I fear that this attention being drawn towards bullying is but another media fad that will disappear in a few weeks, making place for the next flavour of the month. Instead of simply condemning bullying, or telling teenagers that “it will get better” (when you are 12 years old and dealing with bullying every day, being told that it will go away in a mere 6 years or so is not at all a comforting thought), let us give teenagers tools to combat bullying. Some may frown on this, as it sounds like the victim is somehow to blame for being bullied – it is, after all, the bully’s fault that this is happening – but simply leaving a victim with no advice or plan of action, in the name of not making them feel guilty about being bullied, will eventually leave them feeling powerless as they wait for the bullies to change. There are simple things a victim can do to help dealing with bullies (hopefully before a situation escalates): Refuse to engage in the bully’s provocation. The bully is trying to isolate you – don’t allow it by talking to trusted adults or friends. Don’t believe what the bully says about you, even if it is nasty. Don’t let yourself feel like you are the first kid ever to have been bullied. Check the Internet – there are many other resources to help bullied teenagers. Not every gay, overweight, disabled or otherwise different student is bullied; try to see what it is about those students that make them less of a target. And gently befriend people who you know are being bullied, let them know you care and you have their back.

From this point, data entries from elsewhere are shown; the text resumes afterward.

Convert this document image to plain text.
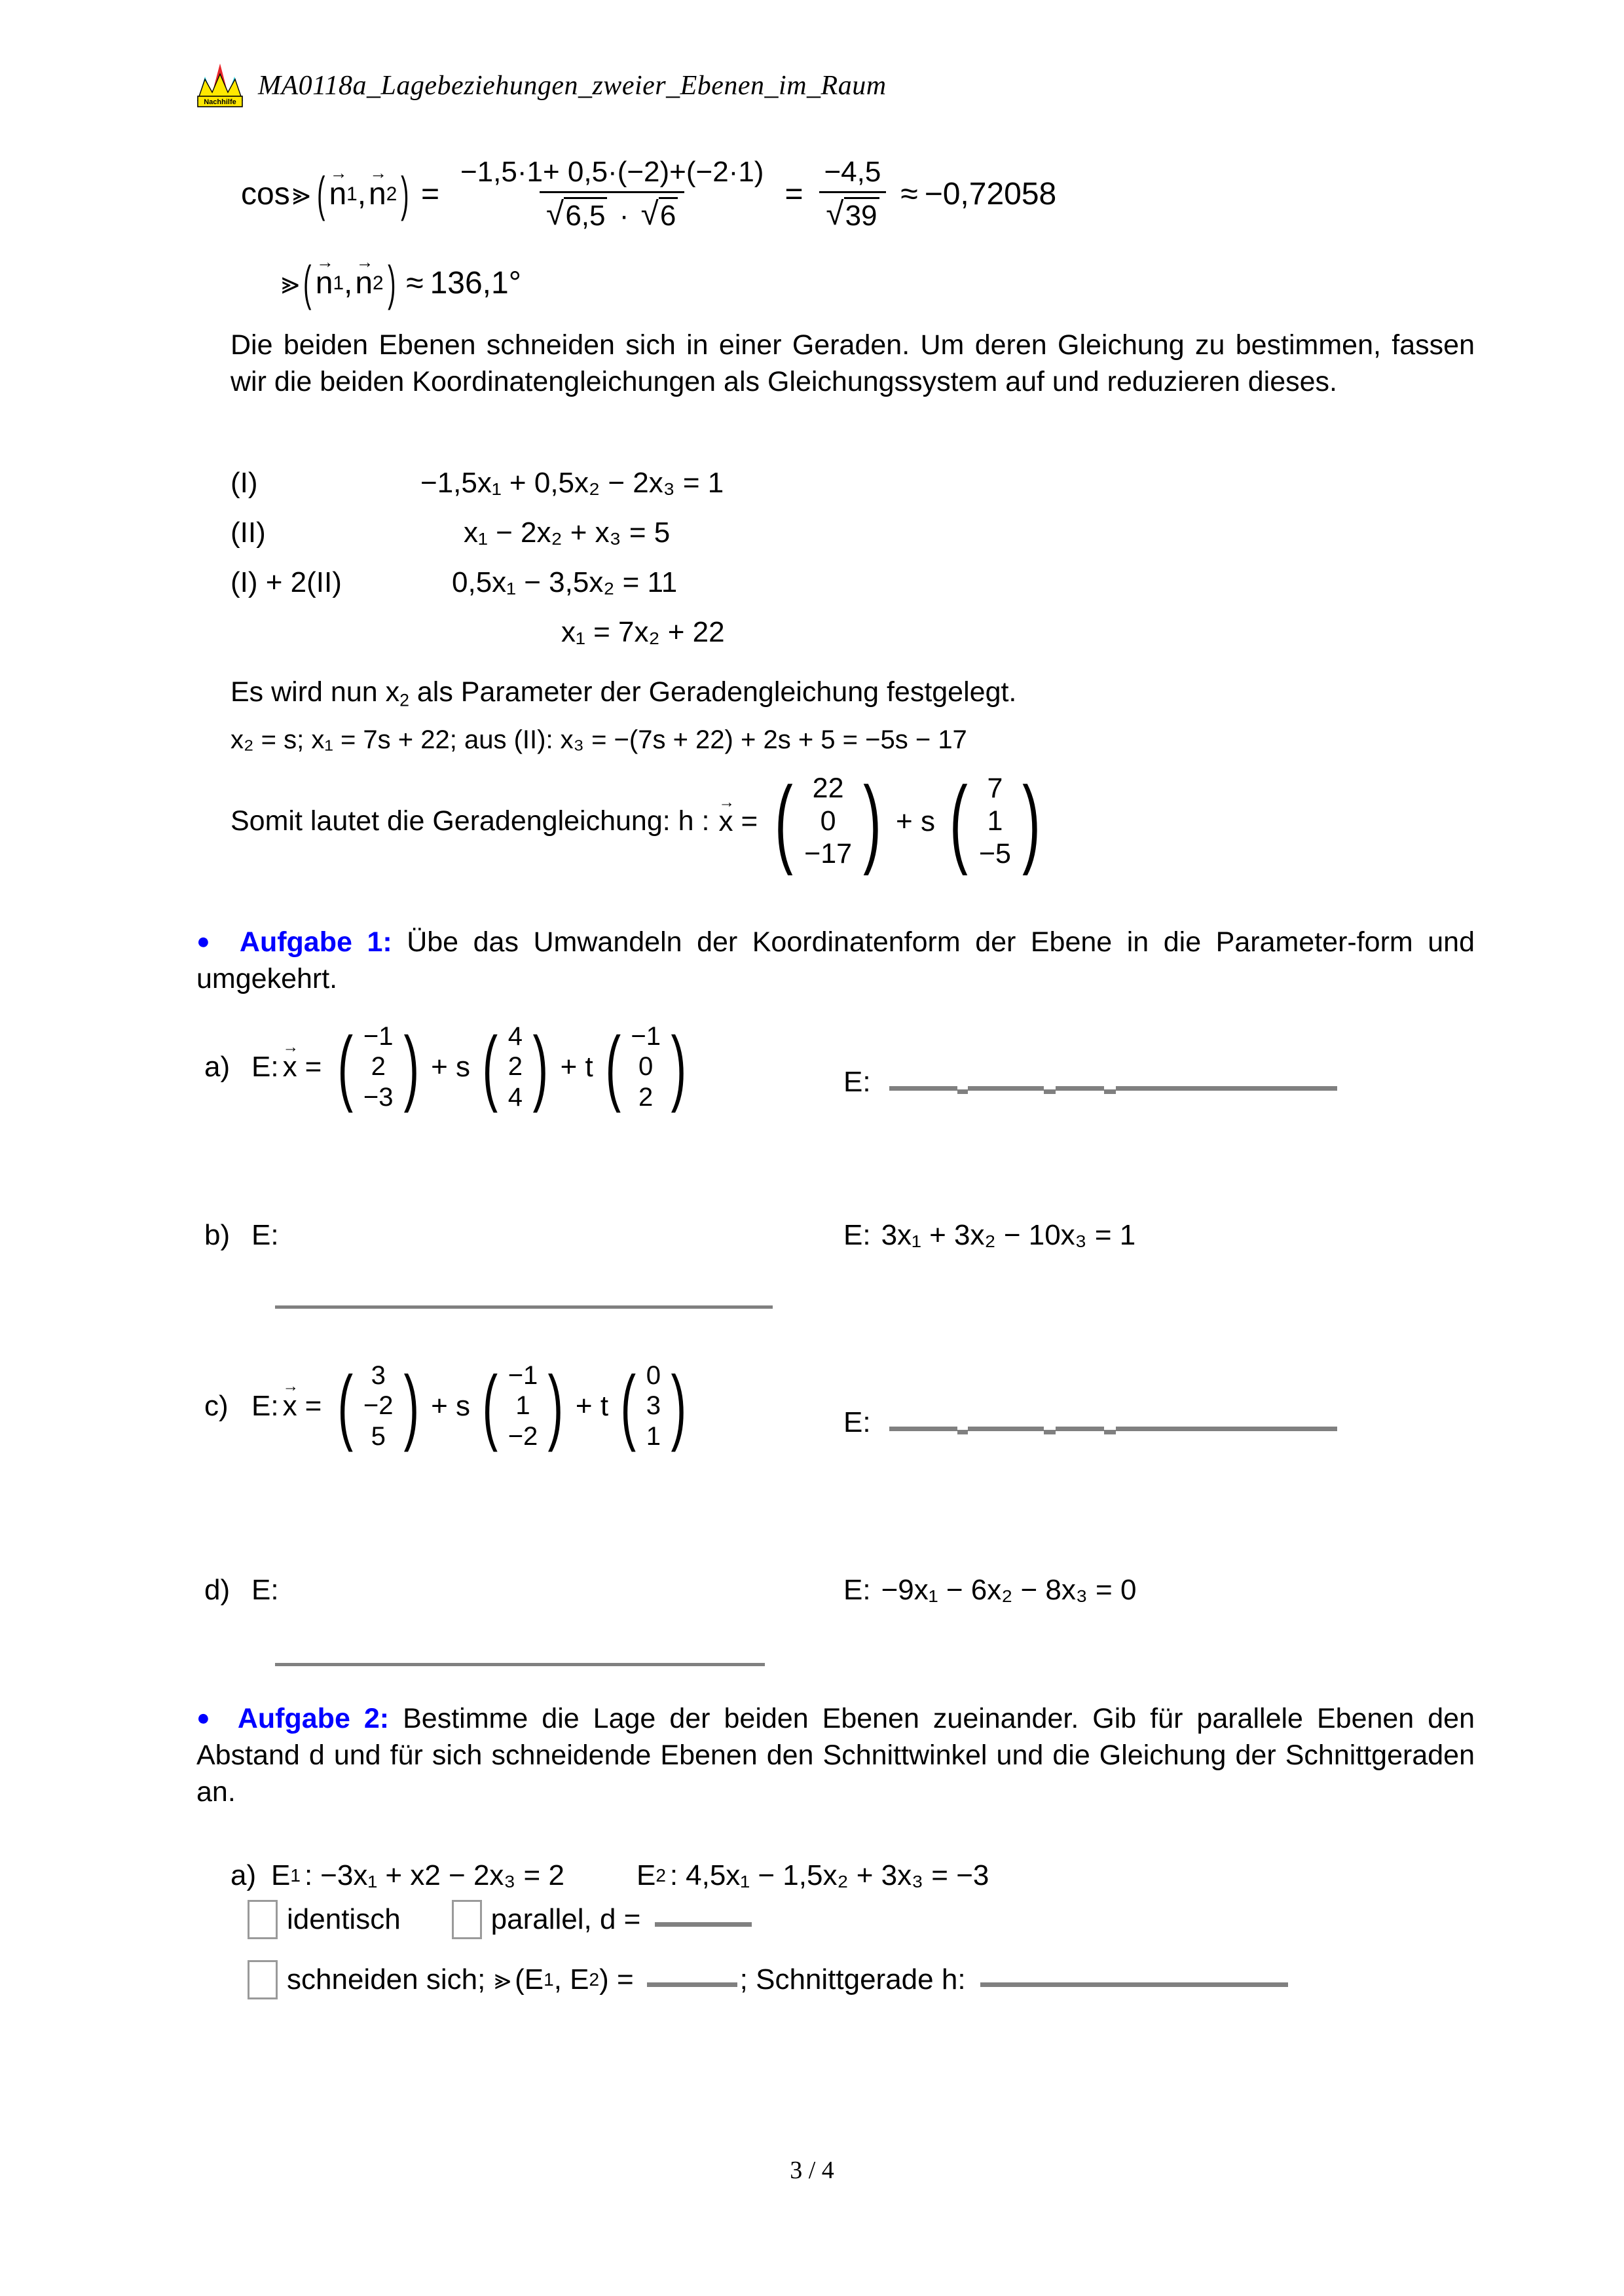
Nachhilfe
MA0118a_Lagebeziehungen_zweier_Ebenen_im_Raum
cos ⪢ ( n → 1 , n → 2 ) = −1,5·1+ 0,5·(−2)+(−2·1)
√ 6,5 · √ 6 = −4,5
√ 39 ≈ −0,72058
⪢ ( n → 1 , n → 2 ) ≈ 136,1°
Die beiden Ebenen schneiden sich in einer Geraden. Um deren Gleichung zu bestimmen, fassen wir die beiden Koordinatengleichungen als Gleichungssystem auf und reduzieren dieses.
(I)	−1,5x₁ + 0,5x₂ − 2x₃ = 1
(II)	x₁ − 2x₂ + x₃ = 5
(I) + 2(II)	0,5x₁ − 3,5x₂ = 11
x₁ = 7x₂ + 22
Es wird nun $x_2$ als Parameter der Geradengleichung festgelegt.
x₂ = s; x₁ = 7s + 22; aus (II): x₃ = −(7s + 22) + 2s + 5 = −5s − 17
Somit lautet die Geradengleichung: h : x → = ( 22
0
−17 ) + s ( 7
1
−5 )
● Aufgabe 1: Übe das Umwandeln der Koordinatenform der Ebene in die Parameter-form und umgekehrt.
a) E: x → = ( −1
2
−3 ) + s ( 4
2
4 ) + t ( −1
0
2 )	E:
b) E:	E: 3x₁ + 3x₂ − 10x₃ = 1
c) E: x → = ( 3
−2
5 ) + s ( −1
1
−2 ) + t ( 0
3
1 )	E:
d) E:	E: −9x₁ − 6x₂ − 8x₃ = 0
● Aufgabe 2: Bestimme die Lage der beiden Ebenen zueinander. Gib für parallele Ebenen den Abstand d und für sich schneidende Ebenen den Schnittwinkel und die Gleichung der Schnittgeraden an.
a) E 1 : −3x₁ + x2 − 2x₃ = 2	E 2 : 4,5x₁ − 1,5x₂ + 3x₃ = −3
identisch	parallel, d =
schneiden sich; ⪢ (E 1 , E 2 ) =	; Schnittgerade h:
3 / 4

Hopefully the suicides of Tyler Clementi, Phoebe Prince and others will move people to combat teenage bullying in all of its forms. While gay teenagers and gay-positive allies work towards a society that is more accepting of LGBT people who live open lives, they should take solace in knowing that they have many more allies in the global fight against bullying. By combining the voices of all children, teenagers, parents and adults who have gone through some form of bullying, we can make a point that it is not acceptable and not tolerated to bully someone for being different. Bullies thrive on the oxygen of other people who validate their behaviour. If enough people speak out and make them see that they are not cool or popular, and when others stop laughing and cheering him on, it takes away their oxygen, and they will stop their behaviour when they realize that they are acting like fools.